HECHOS,
NORMAS Y JUECES: LA ARROGANCIA DEL DERECHO
Daniel
Montes Delgado (*)
El pasado 16 de julio estuvo en el Colegio de
Abogados de Trujillo el internacionalmente reconocido profesor Michele Taruffo,
experto en derecho procesal, dictando unas conferencias sobre estos temas. En
la primera de ellas hizo una comparación del sistema de derecho civil que
tenemos en esta parte del mundo (incluyendo la Europa continental), con el
sistema anglosajón (especialmente el de Estados Unidos). Decía que a los
abogados norteamericanos no les preocupa demostrar una verdad absoluta en el
proceso, sino que lo importante es convencer al juez o al jurado de lo que pudo
haber sido esa verdad. Por tanto, no gana el proceso necesariamente quien tenga
la verdad de su lado, sino quien usa mejor sus argumentos.
En tanto, en el sistema continental, que es el
nuestro, tenemos la arrogancia de pretender que el proceso termine comprobando una
verdad absoluta, más allá de toda duda, incluso a veces por encima de las
deficiencias de la defensa de alguna de las partes. Más allá de las
dificultades filosóficas de tal pretensión, así como de su divorcio actual con
las modernas teorías de la lógica, en especial la lógica argumental, el caso es
que ni siquiera este mundo moderno en el cual parece haber siempre un
dispositivo móvil que capture la realidad, permite aspirar a tan grande
objetivo con realismo.
El profesor Taruffo postula que el problema no es
insalvable, señalando que lo que admite siempre más de un sentido, de una
interpretación, son las normas, pero no así los hechos, que siempre son únicos
en su devenir, sea que los conozcamos en todos sus detalles o no. Así, reserva
el campo de batalla de la lógica de argumentos a las discusiones sobre el
sentido de la norma, pero indica que esas discusiones solo pueden venir después
de haber establecido los hechos a los cuales pueda aplicarse la norma.

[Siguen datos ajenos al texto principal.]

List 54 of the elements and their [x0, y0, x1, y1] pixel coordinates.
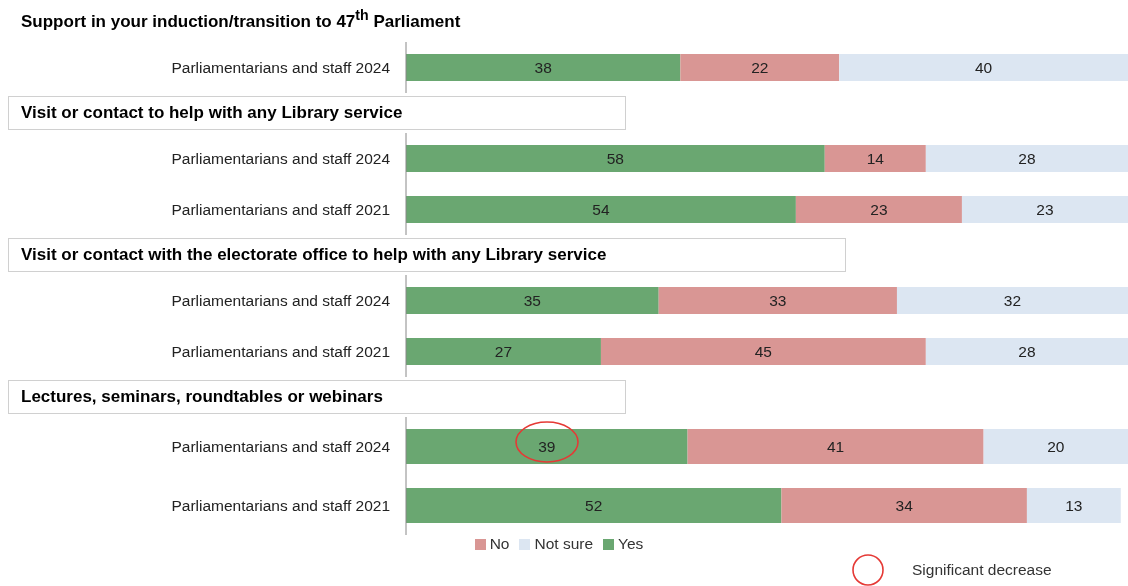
data-label: 27 — [494, 342, 513, 360]
legend-label: Not sure — [534, 534, 594, 552]
data-label: 54 — [592, 200, 610, 218]
bar — [687, 428, 984, 464]
y-tick-label: Parliamentarians and staff 2021 — [171, 200, 390, 218]
data-label: 28 — [1018, 342, 1036, 360]
data-label: 41 — [826, 437, 845, 455]
bar — [781, 487, 1027, 523]
bar — [795, 195, 962, 223]
data-label: 52 — [585, 496, 603, 514]
data-label: 23 — [870, 200, 888, 218]
text: Visit or contact to help with any Library service — [8, 95, 626, 130]
y-tick-label: Parliamentarians and staff 2024 — [171, 291, 391, 309]
data-label: 58 — [606, 149, 625, 167]
bar — [406, 428, 688, 464]
y-tick-label: Parliamentarians and staff 2024 — [171, 58, 391, 76]
y-tick-label: Parliamentarians and staff 2024 — [171, 437, 391, 455]
legend-label: Yes — [618, 534, 644, 552]
data-label: 22 — [751, 58, 769, 76]
text: Significant decrease — [912, 560, 1052, 579]
bar — [983, 428, 1128, 464]
data-label: 28 — [1018, 149, 1036, 167]
bar — [406, 144, 825, 172]
text: Lectures, seminars, roundtables or webinars — [8, 379, 626, 414]
data-label: 14 — [866, 149, 885, 167]
data-label: 45 — [754, 342, 773, 360]
bar — [896, 286, 1128, 314]
bar — [600, 337, 926, 365]
data-label: 39 — [538, 437, 556, 455]
data-label: 33 — [769, 291, 787, 309]
bar — [824, 144, 926, 172]
bar — [406, 487, 782, 523]
y-tick-label: Parliamentarians and staff 2021 — [171, 496, 390, 514]
y-tick-label: Parliamentarians and staff 2024 — [171, 149, 391, 167]
data-label: 32 — [1003, 291, 1022, 309]
bar — [961, 195, 1128, 223]
y-tick-label: Parliamentarians and staff 2021 — [171, 342, 390, 360]
data-label: 20 — [1047, 437, 1065, 455]
data-label: 38 — [534, 58, 552, 76]
chart-title: Visit or contact with the electorate office to help with any Library service — [8, 237, 846, 272]
bar — [925, 144, 1128, 172]
data-label: 35 — [523, 291, 541, 309]
bar — [406, 337, 601, 365]
legend-label: No — [489, 534, 510, 552]
data-label: 23 — [1036, 200, 1054, 218]
bar — [406, 286, 659, 314]
data-label: 40 — [974, 58, 993, 76]
bar — [658, 286, 897, 314]
data-label: 34 — [895, 496, 914, 514]
data-label: 13 — [1065, 496, 1083, 514]
bar — [1026, 487, 1121, 523]
bar — [406, 195, 796, 223]
bar — [925, 337, 1128, 365]
text: Support in your induction/transition to 47$^{th}$ Parliament — [8, 0, 474, 39]
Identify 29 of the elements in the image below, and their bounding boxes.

De este modo, si los hechos quedan claros para el
juez, solo queda esperar a que la correcta interpretación de la ley aplicable,
de suscitarse esa discusión, sea establecida por el sistema judicial con sus
garantías del debido proceso, como la debida motivación, la valoración razonada
y la doble instancia, entre otras.
Esto parece plausible, salvo por un detalle, que a
nosotros nos parece determinante. Cuando las partes pretenden probar los
hechos, en muchas ocasiones no parece que se estuvieran refiriendo a los mismos
hechos, pues cada parte tiene su propia versión de los mismos. Así, el juez se
ve obligado a decidir primero entre esas dos versiones sobre los hechos, aún
antes de entrar a ver los argumentos sobre la interpretación de la ley. El
problema se complica todavía más si, como ocurre en el campo del derecho de
contratos, los hechos a probar incluyen a veces lo que fue la verdadera voluntad
de las partes. Si la determinación de los hechos abarcara solo a los puramente
materiales, la esperanza podría justificarse, pero a estas alturas, eso no
basta.
Y, aunque esto no resulte evidente a primera
impresión, el caso es que también las normas, así como las múltiples
interpretaciones sobre ellas, influyen sobre los hechos, quiéralo el juez o no.
Las partes no argumentan su verdad solo a partir de los hechos puros, sino que
desde el comienzo presentan su versión de los hechos conforme les parece que
será más conveniente para adecuarse a su particular interpretación de las normas
que les serán aplicables inmediatamente después. Y el juez está atrapado entre
esas versiones de los hechos “configurados” para apoyarse en cada
interpretación de las normas que tienen las partes.
De modo que nosotros entendemos que los
anglosajones tienen más razón en esto que nosotros. El derecho es un arte de
argumentar sobre temas complejos, tratando de convencer al tercero que debe
decidir, el juez. ¿A quién intenta convencer el juez con su motivación de la
sentencia? ¿A las partes? Claro que no, ellas nunca cambiarán su versión, solo
les queda resignarse o agradecer la decisión. Pero tampoco puede el juez,
partiendo de discusiones sobre hechos interpretados, llegar fácilmente a una
verdad absoluta sobre ellos. Eso es demasiado pretencioso para un arte como el
derecho. Si aceptáramos esto, quizá las decisiones judiciales sean más
razonables, así como más sólidas en sus consideraciones. No se trata de cambiar
inmediatamente las frases de “está probado que…” por otras que digan “parece
más probable que …”, pero en nuestra opinión va siendo hora de empezar a considerarlo.
(*) Abogado
PUCP, MBA Centrum Católica. Montes Delgado – Abogados SAC.